Sarah Shrader, owner of Bonsai Designs in Grand Junction, noted in a Zoom meeting with The Daily Sentinel’s editorial board Wednesday that the moratorium announced Wednesday affects future leasing rather than stopping drilling on existing leases.
“It’s literally just the tying up the land with speculative leasing is what they’re putting a moratorium on,” said Shrader.
According to the Center for Western Priorities, BLM data shows that about 13.4 million acres of federal oil and gas leases aren’t in production. Schrader is among those who worry that land tied up in undeveloped leases could be kept from use for other purposes such as recreational trail development.
Scott Braden, director of the Colorado Wildlands Project, noted in the editorial board meeting that little drilling is now occurring locally, and said that provides a good opportunity for the Biden administration’s review of leasing and permitting.
“This seems like a good time to sort through some of these issues while there’s obviously not a huge amount of demand for additional oil and gas drilling on the Western Slope,” he said.

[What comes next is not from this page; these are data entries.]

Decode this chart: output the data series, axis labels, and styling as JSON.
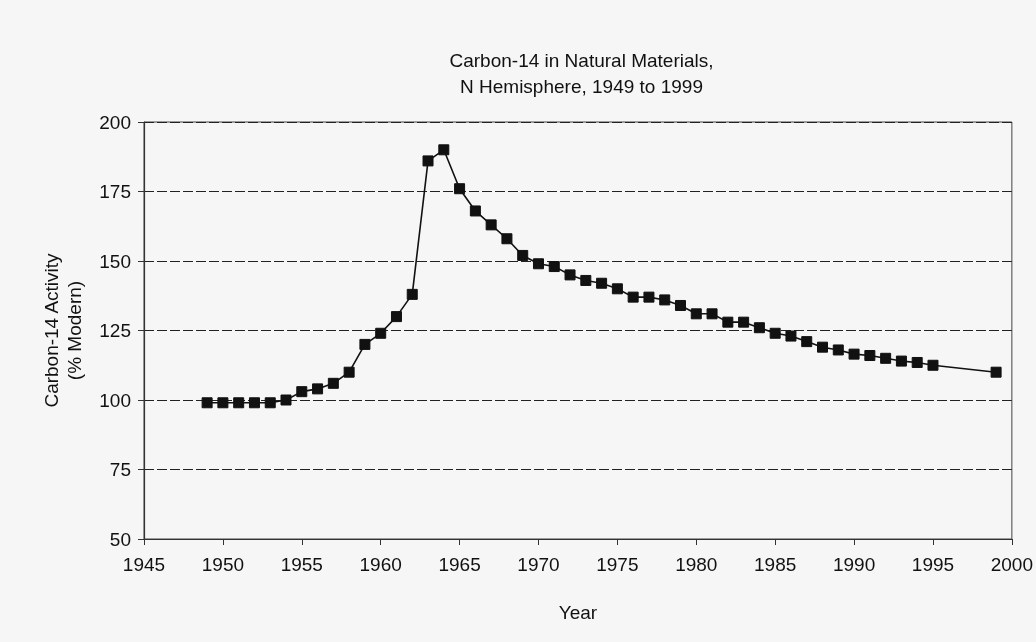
{
  "chart_data": {
    "type": "line",
    "title": "Carbon-14 in Natural Materials,\nN Hemisphere, 1949 to 1999",
    "xlabel": "Year",
    "ylabel": "Carbon-14 Activity\n(% Modern)",
    "x": [
      1949,
      1950,
      1951,
      1952,
      1953,
      1954,
      1955,
      1956,
      1957,
      1958,
      1959,
      1960,
      1961,
      1962,
      1963,
      1964,
      1965,
      1966,
      1967,
      1968,
      1969,
      1970,
      1971,
      1972,
      1973,
      1974,
      1975,
      1976,
      1977,
      1978,
      1979,
      1980,
      1981,
      1982,
      1983,
      1984,
      1985,
      1986,
      1987,
      1988,
      1989,
      1990,
      1991,
      1992,
      1993,
      1994,
      1995,
      1999
    ],
    "values": [
      99,
      99,
      99,
      99,
      99,
      100,
      103,
      104,
      106,
      110,
      120,
      124,
      130,
      138,
      186,
      190,
      176,
      168,
      163,
      158,
      152,
      149,
      148,
      145,
      143,
      142,
      140,
      137,
      137,
      136,
      134,
      131,
      131,
      128,
      128,
      126,
      124,
      123,
      121,
      119,
      118,
      116.5,
      116,
      115,
      114,
      113.5,
      112.5,
      110
    ],
    "color": "#111111",
    "marker": "square",
    "line_style": "solid",
    "xlim": [
      1945,
      2000
    ],
    "xticks": [
      1945,
      1950,
      1955,
      1960,
      1965,
      1970,
      1975,
      1980,
      1985,
      1990,
      1995,
      2000
    ],
    "ylim": [
      50,
      200
    ],
    "yticks": [
      50,
      75,
      100,
      125,
      150,
      175,
      200
    ],
    "grid": "y"
  }
}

Gabriel Otero, a former oil and gas worker now working with the Wilderness Society, said leases aren’t being developed because of low oil and gas prices and he’s seen many friends in the industry being laid off.
“It’s not like this (moratorium) policy is shutting everything down right now,” he said.
Polis said in his news release that the state will work with the Biden administration as it begins its review “of energy development policy on public lands to ensure that it works for Colorado. And as long as the review is completed expeditiously we don’t expect an economic impact in the short-term with current market factors and the many existing unused leases and permits.”
Biden’s action Wednesday came as more than 60 organizations and community leaders — including groups such as WildEarth Guardians, the Colorado Sierra Club, Battlement Concerned Citizens and the Grand Valley Citizens Alliance — delivered Polis and his administration a letter saying the administration should make plans to phase out oil and gas development by 2030.
They say the action is needed to address shortcomings in the state’s greenhouse gas emissions roadmap. Such an effort almost certainly would face legal challenges, including from owners of mineral rights in the state.
Biden’s order creates an Interagency Working Group on Coal and Power Plant Communities and Economic Revitalization and directs federal agencies to coordinate investments and other efforts to assist the economies of coal, oil and natural gas, and power plant communities.
On Tuesday, Bennet sent a letter to Biden’s directors of the U.S. Domestic Policy Council and U.S. National Economic Council, urging that as they develop a long-term economic recovery package, they “include efforts that will enable rural communities that are going through energy transitions to adapt in the short term and thrive in the long term.”